Hull Moving Average gives signals but I think it gives too many signals and sometimes gives false signals. I already use 2 MACDs histograms for Buying and Selling signals. I just want to use this for trend identifying.
I see, 200MA is much useful than others parameter! But, it’s your choice.
When it’s in downtrend you search only for sell opportunities and viceversa or something like that?
Seems like the Hull MA is effectively a faster indicator, so maybe a 50HMA is approximate to a 45EMA or a 40SMA?
Faster MA’s give more signals, but not necessarily better accuracy, so I don’t see an obvious advantage of the Hull in trend-following. All my trades are trend-following and I always initially define trend with 20 and 50EMA’s - if the 20 is above the 50 and the 50 is sloping consistently upwards, its an uptrend, if the 20 is below and the 50 is sloping consistently downwards, its a downtrend. NB: Changes in EMA sequence and in 50 slope are not trade entry/exit signals.

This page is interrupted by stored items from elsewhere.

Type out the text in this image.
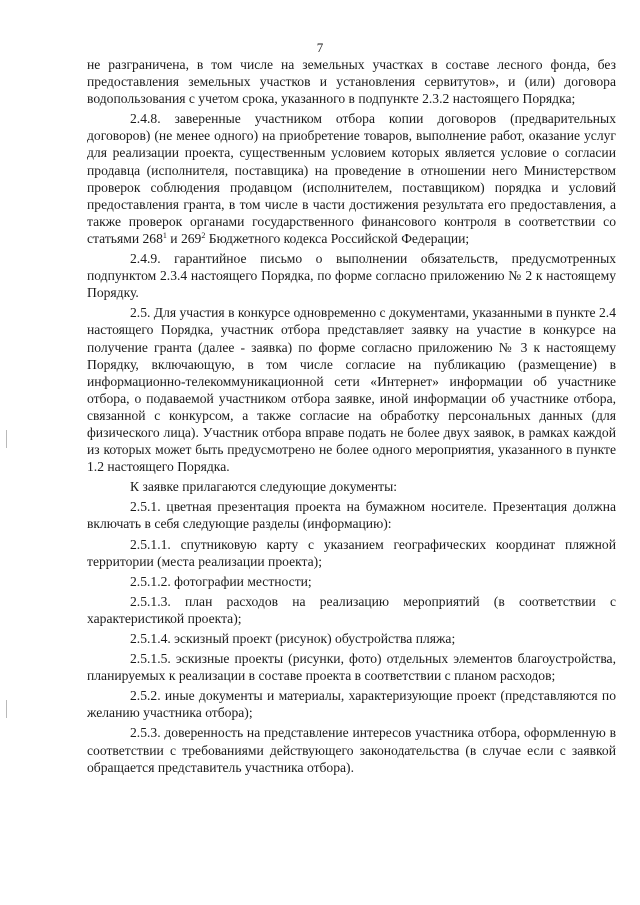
7

не разграничена, в том числе на земельных участках в составе лесного фонда, без предоставления земельных участков и установления сервитутов», и (или) договора водопользования с учетом срока, указанного в подпункте 2.3.2 настоящего Порядка;

2.4.8. заверенные участником отбора копии договоров (предварительных договоров) (не менее одного) на приобретение товаров, выполнение работ, оказание услуг для реализации проекта, существенным условием которых является условие о согласии продавца (исполнителя, поставщика) на проведение в отношении него Министерством проверок соблюдения продавцом (исполнителем, поставщиком) порядка и условий предоставления гранта, в том числе в части достижения результата его предоставления, а также проверок органами государственного финансового контроля в соответствии со статьями $268^1$ и $269^2$ Бюджетного кодекса Российской Федерации;

2.4.9. гарантийное письмо о выполнении обязательств, предусмотренных подпунктом 2.3.4 настоящего Порядка, по форме согласно приложению № 2 к настоящему Порядку.

2.5. Для участия в конкурсе одновременно с документами, указанными в пункте 2.4 настоящего Порядка, участник отбора представляет заявку на участие в конкурсе на получение гранта (далее - заявка) по форме согласно приложению № 3 к настоящему Порядку, включающую, в том числе согласие на публикацию (размещение) в информационно-телекоммуникационной сети «Интернет» информации об участнике отбора, о подаваемой участником отбора заявке, иной информации об участнике отбора, связанной с конкурсом, а также согласие на обработку персональных данных (для физического лица). Участник отбора вправе подать не более двух заявок, в рамках каждой из которых может быть предусмотрено не более одного мероприятия, указанного в пункте 1.2 настоящего Порядка.

К заявке прилагаются следующие документы:

2.5.1. цветная презентация проекта на бумажном носителе. Презентация должна включать в себя следующие разделы (информацию):

2.5.1.1. спутниковую карту с указанием географических координат пляжной территории (места реализации проекта);

2.5.1.2. фотографии местности;

2.5.1.3. план расходов на реализацию мероприятий (в соответствии с характеристикой проекта);

2.5.1.4. эскизный проект (рисунок) обустройства пляжа;

2.5.1.5. эскизные проекты (рисунки, фото) отдельных элементов благоустройства, планируемых к реализации в составе проекта в соответствии с планом расходов;

2.5.2. иные документы и материалы, характеризующие проект (представляются по желанию участника отбора);

2.5.3. доверенность на представление интересов участника отбора, оформленную в соответствии с требованиями действующего законодательства (в случае если с заявкой обращается представитель участника отбора).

After that I look at the weekly bars compared to the daily 50EMA to evaluate the opportunity - not all trends are worth the risk of following, while some I want to join right away, others I prefer to wait.
Never heard of the the Hull, I’ll check it out.
Yes mate, most of the time I would like to follow the market trend; but I don’t open my trade only based on the position of moving average tool.